The problem for physicists is that neutrinos are impossible to see and difficult to detect. Any instrument designed to do so may feel solid to the touch, but to neutrinos, even stainless steel is mostly empty space, as wide open as a solar system is to a comet. What’s more, neutrinos, unlike most subatomic particles, have no electric charge—they’re neutral, hence the name—so scientists can’t use electric or magnetic forces to capture them. Physicists call them “ghost particles.”

To capture these elusive entities, physicists have conducted some extraordinarily ambitious experiments. So that neutrinos aren’t confused with cosmic rays (subatomic particles from outer space that do not penetrate the earth), detectors are installed deep underground. Enormous ones have been placed in gold and nickel mines, in tunnels beneath mountains, in the ocean and in Antarctic ice. These strangely beautiful devices are monuments to humankind’s resolve to learn about the universe. It’s unclear what practical applications will come from studying neutrinos.
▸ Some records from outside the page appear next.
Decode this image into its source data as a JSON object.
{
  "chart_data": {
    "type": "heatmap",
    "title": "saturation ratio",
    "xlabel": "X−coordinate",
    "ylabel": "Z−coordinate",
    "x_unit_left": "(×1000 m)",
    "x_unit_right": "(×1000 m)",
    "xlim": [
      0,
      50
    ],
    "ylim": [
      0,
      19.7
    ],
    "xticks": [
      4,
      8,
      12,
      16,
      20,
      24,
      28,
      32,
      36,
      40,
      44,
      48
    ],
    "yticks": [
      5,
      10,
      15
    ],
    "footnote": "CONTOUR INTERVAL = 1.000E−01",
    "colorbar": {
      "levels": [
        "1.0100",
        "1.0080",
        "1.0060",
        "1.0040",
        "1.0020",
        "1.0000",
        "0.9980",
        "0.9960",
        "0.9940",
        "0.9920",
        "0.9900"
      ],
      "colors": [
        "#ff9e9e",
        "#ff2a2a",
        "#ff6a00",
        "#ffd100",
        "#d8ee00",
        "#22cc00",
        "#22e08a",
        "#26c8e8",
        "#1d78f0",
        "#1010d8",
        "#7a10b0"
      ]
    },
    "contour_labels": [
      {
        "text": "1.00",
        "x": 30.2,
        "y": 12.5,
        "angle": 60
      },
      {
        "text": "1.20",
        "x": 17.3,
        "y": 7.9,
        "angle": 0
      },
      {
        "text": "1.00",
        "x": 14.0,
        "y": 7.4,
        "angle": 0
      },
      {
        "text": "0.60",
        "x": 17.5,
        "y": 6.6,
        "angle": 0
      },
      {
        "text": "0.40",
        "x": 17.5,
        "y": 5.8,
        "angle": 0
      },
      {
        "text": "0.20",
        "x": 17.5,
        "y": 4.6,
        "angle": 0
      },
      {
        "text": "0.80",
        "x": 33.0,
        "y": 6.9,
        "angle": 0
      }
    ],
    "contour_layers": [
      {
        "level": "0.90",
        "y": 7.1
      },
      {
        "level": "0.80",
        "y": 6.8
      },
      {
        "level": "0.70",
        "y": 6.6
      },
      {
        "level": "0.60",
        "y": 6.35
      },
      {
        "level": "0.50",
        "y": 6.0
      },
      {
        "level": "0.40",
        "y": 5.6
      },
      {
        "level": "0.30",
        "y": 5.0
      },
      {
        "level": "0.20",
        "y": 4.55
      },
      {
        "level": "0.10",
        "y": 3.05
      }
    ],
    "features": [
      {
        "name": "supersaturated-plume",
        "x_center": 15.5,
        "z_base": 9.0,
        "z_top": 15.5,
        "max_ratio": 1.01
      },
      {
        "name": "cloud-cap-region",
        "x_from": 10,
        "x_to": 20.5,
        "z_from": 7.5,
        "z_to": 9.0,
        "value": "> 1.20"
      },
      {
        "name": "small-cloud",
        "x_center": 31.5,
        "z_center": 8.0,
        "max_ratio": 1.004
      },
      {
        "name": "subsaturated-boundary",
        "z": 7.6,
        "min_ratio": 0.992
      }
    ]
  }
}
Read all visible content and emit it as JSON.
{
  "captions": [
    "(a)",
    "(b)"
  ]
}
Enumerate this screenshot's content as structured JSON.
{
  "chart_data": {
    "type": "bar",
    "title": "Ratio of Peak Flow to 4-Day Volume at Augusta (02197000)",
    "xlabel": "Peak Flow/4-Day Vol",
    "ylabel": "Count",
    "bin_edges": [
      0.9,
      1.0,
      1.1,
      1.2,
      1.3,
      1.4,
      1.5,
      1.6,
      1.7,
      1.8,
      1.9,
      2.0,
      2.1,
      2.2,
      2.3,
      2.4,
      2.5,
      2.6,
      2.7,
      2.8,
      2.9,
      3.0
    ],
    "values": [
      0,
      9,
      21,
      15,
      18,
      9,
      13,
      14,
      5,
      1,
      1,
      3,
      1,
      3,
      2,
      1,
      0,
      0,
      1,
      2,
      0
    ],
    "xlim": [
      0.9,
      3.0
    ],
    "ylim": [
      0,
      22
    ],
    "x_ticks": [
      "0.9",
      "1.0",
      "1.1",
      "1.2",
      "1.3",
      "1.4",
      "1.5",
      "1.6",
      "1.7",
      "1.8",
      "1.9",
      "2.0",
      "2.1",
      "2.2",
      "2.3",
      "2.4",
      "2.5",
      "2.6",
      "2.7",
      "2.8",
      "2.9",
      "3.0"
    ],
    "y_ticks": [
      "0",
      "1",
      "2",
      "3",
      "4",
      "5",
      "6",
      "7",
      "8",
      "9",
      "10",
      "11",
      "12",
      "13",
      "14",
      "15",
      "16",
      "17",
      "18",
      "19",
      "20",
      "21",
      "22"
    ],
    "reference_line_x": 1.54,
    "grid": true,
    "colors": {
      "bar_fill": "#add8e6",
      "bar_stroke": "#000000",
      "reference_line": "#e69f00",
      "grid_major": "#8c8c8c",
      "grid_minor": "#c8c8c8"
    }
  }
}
Scientists working at  Sudbury Neutrino Observatory (SNO) discovered in 2001 that a neutrino can spontaneously switch among three different identities—or as physicists say, it oscillates among three flavors. The discovery had startling implications. For one thing, it showed that previous experiments had detected far fewer neutrinos than predicted because the instruments were tuned to just one neutrino flavor—the kind that creates an electron—and were missing the ones that switched. For another, the finding toppled physicists’ belief that a neutrino, like a photon, has no mass. (Oscillating among flavors is something that only particles with mass are able to do.)